Sure, her ridiculous, in-your-face outfits and unique sideshow concerts attract many. But when listening to her catalogue of music, songs that didn’t top the charts sounded like fillers and nothing more. Mostly, they are lukewarm and lack creative writing.
And so is the case for every song off Gaga’s “Artpop.” The writing appears even worse (In the track “Dope”, she literally repeats “need you more than dope” over and over again). The sound comes off as discomforting noise—and, quite frankly, I just don’t get it. “Gypsy” ends with her merely naming places (“Russia, U.K, Paris / I’m Italian, Asian kompai / Africa, India, I’m a gypsy, I’m a gypsy, I’m a gypsy / I’m Latin-American / I don’t speak German, but I try / Someday in Jakarta…”) The chorus to almost every song remains overly repetitive.
I get that Lady Gaga is trying to create an unpredictable personality, but the way she expresses it in song sucks. Overall, this is a really disappointing album. I’m sorry to the thousands of Lady Gaga fans everywhere, but I just don’t get her music.
In The Red, Nov 2013
When a new band has the ability to take music from decades ago and remake the same turbulent sound of classic punk-rock and grunge, I’d say it’s astounding. Cheap Time perfects this way of playing on their newest album “Exit Smiles.”
Vocalist Jeffrey Novak opens the album sounding like many idols of classic punk, such as Iggy Pop and Joe Strummer. He takes the listener back to the 1970s, punk’s blooming time. “Kill The Light” plays the same riff over and over again, while Novak’s voice rarely moves to a different note. It restores punk’s simplicity. They maintain the crackling and tricky melodies in “Slow Variety,” another track sure to entice mosh pits aplenty.

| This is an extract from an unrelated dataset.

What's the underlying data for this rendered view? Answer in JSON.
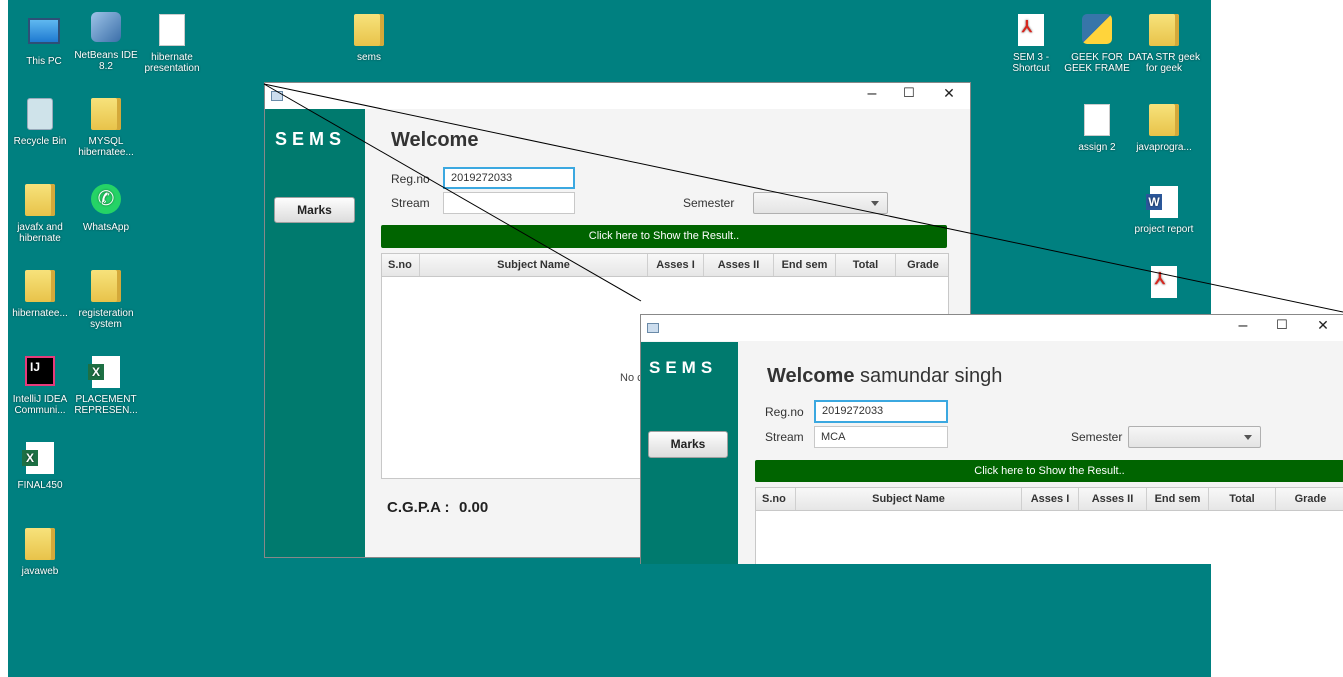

The thing that makes Cheap Time stand out is not only their ability to make the listener feel like they’re traveling through a brilliantly guided tour through the decades of punk, but how well they do it. The authentic punk style they’ve recreated shows the versatility of the group’s abilities to make sweeping waves of sound that classic punk listeners miss. They certainly know what they are doing and apply it almost perfectly to their music.